ENGL 309-001: Is John Oliver Right about Everything? – Judy Segal



Rhetoric of Science, Technology, and Medicine
Term 2
MWF, 10:00 – 11:00 a.m.

On May 8, 2016, the main story on Last Week Tonight with John Oliver concerned scientific studies. Oliver talked about media reports of not-really-scientific studies that invite people to believe that certain findings, even in the face of completely contradictory findings, are reasonable bases for decision making, especially on matters of health. You can see Oliver’s 19-minute segment at https://www.youtube.com/watch?v=0Rnq1NpHdmw. Within a week of broadcast, it has had over 5 million views. English 309 takes up, among its topics, some of Oliver’s concerns; possibly, it’s not as funny.
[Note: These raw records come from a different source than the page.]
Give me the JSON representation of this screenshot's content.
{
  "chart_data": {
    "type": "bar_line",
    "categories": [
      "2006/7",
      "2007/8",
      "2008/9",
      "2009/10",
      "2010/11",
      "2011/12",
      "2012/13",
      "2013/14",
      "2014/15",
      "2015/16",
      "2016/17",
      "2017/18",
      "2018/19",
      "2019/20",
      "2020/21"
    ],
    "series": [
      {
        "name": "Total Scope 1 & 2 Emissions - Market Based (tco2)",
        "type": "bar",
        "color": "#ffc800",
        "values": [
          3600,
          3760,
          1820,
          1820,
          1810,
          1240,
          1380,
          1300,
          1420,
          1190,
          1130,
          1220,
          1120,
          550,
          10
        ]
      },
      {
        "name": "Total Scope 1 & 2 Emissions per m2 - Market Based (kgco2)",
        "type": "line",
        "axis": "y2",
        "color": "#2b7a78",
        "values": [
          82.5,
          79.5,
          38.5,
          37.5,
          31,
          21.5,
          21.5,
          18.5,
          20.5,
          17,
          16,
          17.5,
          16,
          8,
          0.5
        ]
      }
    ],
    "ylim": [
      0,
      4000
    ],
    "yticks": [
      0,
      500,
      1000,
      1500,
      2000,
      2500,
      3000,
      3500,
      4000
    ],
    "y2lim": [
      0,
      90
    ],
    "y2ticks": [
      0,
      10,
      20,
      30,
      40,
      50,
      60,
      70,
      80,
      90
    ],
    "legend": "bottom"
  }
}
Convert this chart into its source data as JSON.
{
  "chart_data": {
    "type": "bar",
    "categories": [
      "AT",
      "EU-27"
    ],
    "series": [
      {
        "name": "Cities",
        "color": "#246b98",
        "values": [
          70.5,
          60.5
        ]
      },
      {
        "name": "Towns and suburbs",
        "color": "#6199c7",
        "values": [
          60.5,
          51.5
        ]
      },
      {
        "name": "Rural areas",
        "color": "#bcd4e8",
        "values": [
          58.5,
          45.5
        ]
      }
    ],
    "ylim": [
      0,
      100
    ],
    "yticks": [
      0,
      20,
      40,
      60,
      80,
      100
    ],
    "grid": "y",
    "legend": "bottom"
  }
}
Although we typically think of science as existing in a realm separate from the realm of rhetoric (that is, persuasion), it is actually the case that science, even when it is working very well, relies on persuasion quite a bit. In fact, persuasion occurs in spaces we don’t typically think of as rhetorical: in the pages of scientific journals, in laboratories, in working groups tasked with arriving at diagnostic categories, in meetings of the FDA, and so on. Given the prominence of health topics in public discourse currently, this course pays special attention to the rhetoric of health and medicine—and considers questions like these: What are the strategies, and what are the effects, of pharmaceutical advertising? How does the Internet help to shape the contemporary health subject? How is naturopathy, as a practice, persuasive in itself? Is the “vaccine controversy” really a controversy?